If the temperatures in the enclosure drop, then there is a high possibility that your gecko won’t digest food as required.
Check out our article on whether leopard geckos require a heat lamp
Inadequate Vitamin D Supplementation
Vitamin D is quite important in all vertebrates including reptiles. Remember that leopard geckos have to be supplemented with vitamin D3 or even UVB lighting. Providing the right amount of UVB to your leopard gecko will ensure that all its functions are running well.
On the other hand, an insufficient amount of vitamin D can compromise digestion and later lead to constipation or impaction.
Treatment for Leopard Gecko Impaction
Impaction is treatable if diagnosed at an early stage. Sometimes, the level of impaction can be so severe that even vets can’t help. All in all, we’ve compiled some of the common remedies you can apply when your gecko becomes impacted.
1. Give a Warm Bath
The first thing you should do is give your gecko a warm bath. The water should be lukewarm to avoid burning the little animal. Warm baths should be given twice in a day as it helps soften the poop that’s stuck in the belly.
2. Use Olive Oil
Studies have shown that olive oil can be useful in curing impaction. It works as a laxative and can also help in providing natural lubrication in the digestive tract.
All you have to do is place two drops of olive oil on the mouth or nose and allow the gecko to lick it off.
3. Increase Temperature
If you suspect that low temperatures have contributed to your gecko’s impaction. Then you can raise the temperatures to around 95 degrees Fahrenheit. This method helps increase metabolism and speed up metabolism.
4. Visit the Veterinarian
If none of the above methods works, then you have no other choice than to book an appointment with your local vet. Most of the vets who deal with reptiles will know exactly how to treat leopard gecko impaction.

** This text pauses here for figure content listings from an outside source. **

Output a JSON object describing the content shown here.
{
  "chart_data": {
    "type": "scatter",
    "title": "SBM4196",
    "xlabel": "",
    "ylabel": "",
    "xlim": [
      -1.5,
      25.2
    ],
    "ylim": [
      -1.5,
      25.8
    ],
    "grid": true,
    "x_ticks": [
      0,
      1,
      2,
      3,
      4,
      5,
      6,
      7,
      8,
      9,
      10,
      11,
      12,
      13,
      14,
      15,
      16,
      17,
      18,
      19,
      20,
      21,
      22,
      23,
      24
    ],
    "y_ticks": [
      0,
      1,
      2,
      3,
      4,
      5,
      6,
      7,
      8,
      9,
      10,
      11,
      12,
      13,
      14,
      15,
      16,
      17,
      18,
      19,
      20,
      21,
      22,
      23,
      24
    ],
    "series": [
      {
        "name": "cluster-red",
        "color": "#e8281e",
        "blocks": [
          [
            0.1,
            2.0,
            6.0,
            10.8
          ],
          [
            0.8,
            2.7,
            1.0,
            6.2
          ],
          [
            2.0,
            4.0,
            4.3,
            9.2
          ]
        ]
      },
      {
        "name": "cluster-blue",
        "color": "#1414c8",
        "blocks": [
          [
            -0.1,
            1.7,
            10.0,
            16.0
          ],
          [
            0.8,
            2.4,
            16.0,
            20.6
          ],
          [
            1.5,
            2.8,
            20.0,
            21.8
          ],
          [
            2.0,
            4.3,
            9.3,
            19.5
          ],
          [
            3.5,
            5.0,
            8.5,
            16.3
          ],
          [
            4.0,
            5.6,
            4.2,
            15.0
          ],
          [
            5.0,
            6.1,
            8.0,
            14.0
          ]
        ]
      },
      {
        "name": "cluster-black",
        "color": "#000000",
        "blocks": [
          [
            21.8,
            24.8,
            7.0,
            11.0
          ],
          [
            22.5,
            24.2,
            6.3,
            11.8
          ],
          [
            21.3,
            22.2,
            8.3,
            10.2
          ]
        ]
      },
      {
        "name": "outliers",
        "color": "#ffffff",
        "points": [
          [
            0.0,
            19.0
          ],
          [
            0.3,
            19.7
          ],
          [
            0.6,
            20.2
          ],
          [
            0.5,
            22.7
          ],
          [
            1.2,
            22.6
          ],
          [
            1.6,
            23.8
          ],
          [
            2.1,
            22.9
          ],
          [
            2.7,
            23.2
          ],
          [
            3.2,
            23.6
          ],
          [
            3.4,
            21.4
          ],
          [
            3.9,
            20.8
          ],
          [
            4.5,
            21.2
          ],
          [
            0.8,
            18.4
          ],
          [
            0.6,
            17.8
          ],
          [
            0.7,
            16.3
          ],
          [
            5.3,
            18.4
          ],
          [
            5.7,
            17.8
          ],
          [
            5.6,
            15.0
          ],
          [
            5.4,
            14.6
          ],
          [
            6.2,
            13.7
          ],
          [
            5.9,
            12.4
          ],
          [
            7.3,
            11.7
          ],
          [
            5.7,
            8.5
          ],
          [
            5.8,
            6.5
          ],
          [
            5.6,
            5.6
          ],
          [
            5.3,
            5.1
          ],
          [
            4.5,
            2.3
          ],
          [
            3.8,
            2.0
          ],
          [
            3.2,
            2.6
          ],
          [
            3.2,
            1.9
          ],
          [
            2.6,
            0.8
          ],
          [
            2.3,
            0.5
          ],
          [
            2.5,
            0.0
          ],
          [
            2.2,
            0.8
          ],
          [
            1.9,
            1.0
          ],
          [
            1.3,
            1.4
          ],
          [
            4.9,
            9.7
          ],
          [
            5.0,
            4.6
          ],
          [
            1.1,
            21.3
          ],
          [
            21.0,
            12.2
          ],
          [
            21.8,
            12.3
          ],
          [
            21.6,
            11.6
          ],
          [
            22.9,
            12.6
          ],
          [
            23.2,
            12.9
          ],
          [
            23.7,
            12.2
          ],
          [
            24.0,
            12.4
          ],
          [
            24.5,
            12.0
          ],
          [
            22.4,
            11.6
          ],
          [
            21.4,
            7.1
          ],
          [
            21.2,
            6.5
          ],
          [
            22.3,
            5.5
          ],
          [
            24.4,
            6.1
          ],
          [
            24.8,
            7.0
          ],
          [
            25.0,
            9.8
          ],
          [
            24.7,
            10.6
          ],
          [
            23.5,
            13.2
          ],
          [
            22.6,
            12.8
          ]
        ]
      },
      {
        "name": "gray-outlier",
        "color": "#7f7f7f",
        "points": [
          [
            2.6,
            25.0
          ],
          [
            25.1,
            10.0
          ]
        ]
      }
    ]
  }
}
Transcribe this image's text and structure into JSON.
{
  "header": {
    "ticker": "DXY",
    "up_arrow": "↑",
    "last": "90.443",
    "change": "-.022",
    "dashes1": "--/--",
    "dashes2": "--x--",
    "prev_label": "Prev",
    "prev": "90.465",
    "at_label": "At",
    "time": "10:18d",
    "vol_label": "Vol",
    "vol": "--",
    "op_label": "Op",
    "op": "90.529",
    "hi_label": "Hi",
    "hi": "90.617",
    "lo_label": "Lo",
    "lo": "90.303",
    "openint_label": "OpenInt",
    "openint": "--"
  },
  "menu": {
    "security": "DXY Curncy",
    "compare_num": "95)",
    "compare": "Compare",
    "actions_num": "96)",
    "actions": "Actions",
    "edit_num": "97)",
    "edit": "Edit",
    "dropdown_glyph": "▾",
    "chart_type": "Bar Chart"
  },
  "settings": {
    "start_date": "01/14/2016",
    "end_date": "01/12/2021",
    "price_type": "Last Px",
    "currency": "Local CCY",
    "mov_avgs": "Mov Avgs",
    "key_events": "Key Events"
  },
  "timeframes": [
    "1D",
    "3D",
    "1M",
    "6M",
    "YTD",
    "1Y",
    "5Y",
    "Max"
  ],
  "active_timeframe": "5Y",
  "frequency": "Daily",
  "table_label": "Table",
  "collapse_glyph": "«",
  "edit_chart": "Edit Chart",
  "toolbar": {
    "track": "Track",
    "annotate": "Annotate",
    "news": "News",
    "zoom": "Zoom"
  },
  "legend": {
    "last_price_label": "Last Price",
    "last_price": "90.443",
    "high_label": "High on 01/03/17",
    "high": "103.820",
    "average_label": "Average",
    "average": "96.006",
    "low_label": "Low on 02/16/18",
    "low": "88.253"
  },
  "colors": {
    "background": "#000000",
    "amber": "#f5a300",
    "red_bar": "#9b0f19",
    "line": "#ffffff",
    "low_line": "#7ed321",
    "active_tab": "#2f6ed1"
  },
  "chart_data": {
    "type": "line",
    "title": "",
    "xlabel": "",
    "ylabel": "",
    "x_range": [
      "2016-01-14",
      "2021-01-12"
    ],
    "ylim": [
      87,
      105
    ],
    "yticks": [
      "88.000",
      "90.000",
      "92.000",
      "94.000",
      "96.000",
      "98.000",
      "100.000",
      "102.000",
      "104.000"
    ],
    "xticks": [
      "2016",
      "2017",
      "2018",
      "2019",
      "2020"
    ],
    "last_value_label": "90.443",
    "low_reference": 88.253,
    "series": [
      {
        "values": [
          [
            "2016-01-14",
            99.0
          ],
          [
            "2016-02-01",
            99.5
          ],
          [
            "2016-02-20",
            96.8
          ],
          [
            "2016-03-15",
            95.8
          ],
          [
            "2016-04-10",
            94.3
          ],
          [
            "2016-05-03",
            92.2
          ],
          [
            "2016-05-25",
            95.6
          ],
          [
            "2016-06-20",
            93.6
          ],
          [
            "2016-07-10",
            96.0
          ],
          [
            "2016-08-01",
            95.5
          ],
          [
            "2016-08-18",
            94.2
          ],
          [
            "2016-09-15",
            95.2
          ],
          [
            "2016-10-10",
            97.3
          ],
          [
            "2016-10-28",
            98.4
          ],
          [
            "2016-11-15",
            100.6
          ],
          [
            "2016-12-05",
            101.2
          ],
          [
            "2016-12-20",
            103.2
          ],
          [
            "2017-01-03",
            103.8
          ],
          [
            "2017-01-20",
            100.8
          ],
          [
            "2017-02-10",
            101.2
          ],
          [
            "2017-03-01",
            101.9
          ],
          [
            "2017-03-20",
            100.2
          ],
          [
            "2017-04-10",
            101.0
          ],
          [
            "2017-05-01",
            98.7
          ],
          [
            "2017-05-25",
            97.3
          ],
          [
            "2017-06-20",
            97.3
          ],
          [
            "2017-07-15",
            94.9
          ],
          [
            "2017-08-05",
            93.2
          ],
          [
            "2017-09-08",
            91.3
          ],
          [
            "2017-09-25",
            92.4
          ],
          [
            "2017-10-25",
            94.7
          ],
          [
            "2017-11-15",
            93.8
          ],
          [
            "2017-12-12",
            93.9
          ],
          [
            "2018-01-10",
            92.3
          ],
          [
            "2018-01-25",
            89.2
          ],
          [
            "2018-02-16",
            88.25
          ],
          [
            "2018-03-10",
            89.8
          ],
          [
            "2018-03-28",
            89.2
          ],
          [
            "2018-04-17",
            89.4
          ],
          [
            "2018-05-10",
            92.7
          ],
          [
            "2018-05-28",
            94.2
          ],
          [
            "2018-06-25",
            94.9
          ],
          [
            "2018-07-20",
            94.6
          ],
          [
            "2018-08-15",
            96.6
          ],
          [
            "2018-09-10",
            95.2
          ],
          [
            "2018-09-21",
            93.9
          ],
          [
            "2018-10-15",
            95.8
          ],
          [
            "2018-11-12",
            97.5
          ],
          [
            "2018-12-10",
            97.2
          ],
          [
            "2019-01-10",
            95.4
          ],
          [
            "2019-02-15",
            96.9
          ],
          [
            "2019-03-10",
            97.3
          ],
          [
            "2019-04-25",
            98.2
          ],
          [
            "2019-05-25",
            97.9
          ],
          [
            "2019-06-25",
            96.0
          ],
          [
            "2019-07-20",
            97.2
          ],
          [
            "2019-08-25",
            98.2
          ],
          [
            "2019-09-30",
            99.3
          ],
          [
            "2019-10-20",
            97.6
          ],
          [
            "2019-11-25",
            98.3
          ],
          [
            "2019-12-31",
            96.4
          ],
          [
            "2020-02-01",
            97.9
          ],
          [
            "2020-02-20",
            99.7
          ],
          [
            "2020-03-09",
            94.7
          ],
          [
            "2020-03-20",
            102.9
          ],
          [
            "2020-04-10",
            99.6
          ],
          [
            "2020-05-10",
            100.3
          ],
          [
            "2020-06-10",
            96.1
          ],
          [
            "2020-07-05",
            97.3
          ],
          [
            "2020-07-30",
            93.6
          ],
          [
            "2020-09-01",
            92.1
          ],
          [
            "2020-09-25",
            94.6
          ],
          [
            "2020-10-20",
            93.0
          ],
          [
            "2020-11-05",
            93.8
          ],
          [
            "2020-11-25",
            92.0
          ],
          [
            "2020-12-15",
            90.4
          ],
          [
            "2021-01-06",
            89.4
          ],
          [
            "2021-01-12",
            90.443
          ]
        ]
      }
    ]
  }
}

The vet should be your last option, but if your gecko is having severe impaction, then you should take it to the vet immediately.
How To Prevent Impaction In Leopard Geckos
You should not wait for impaction to happen in order to take your gecko to a reptile vet. As they say, prevention is better than cure. Below are some of the preventive measures you can take to keep your leopard gecko safe from impaction:
- Always have fresh water in the gecko’s enclosure
- Supplement your leo with vitamin D3 or provide the right UVB lighting
- Make sure your gecko exercises frequently
- Use solid substrate or fine-grained sand in your gecko’s tank
- Avoid giving worms and insects that have a hard exoskeleton
- Provide sufficient underbelly heating
- Feed your gecko in a special place or dish in order to avoid the accidental ingestion of substrate
Wrapping Up – Leopard Gecko Impaction
There you have it guys, that’s all there is to say about impaction in leopard geckos. We hope that you are now in a better position to diagnose, treat and prevent future cases of impaction. Always consult with a vet if you are unsure of your gecko’s health.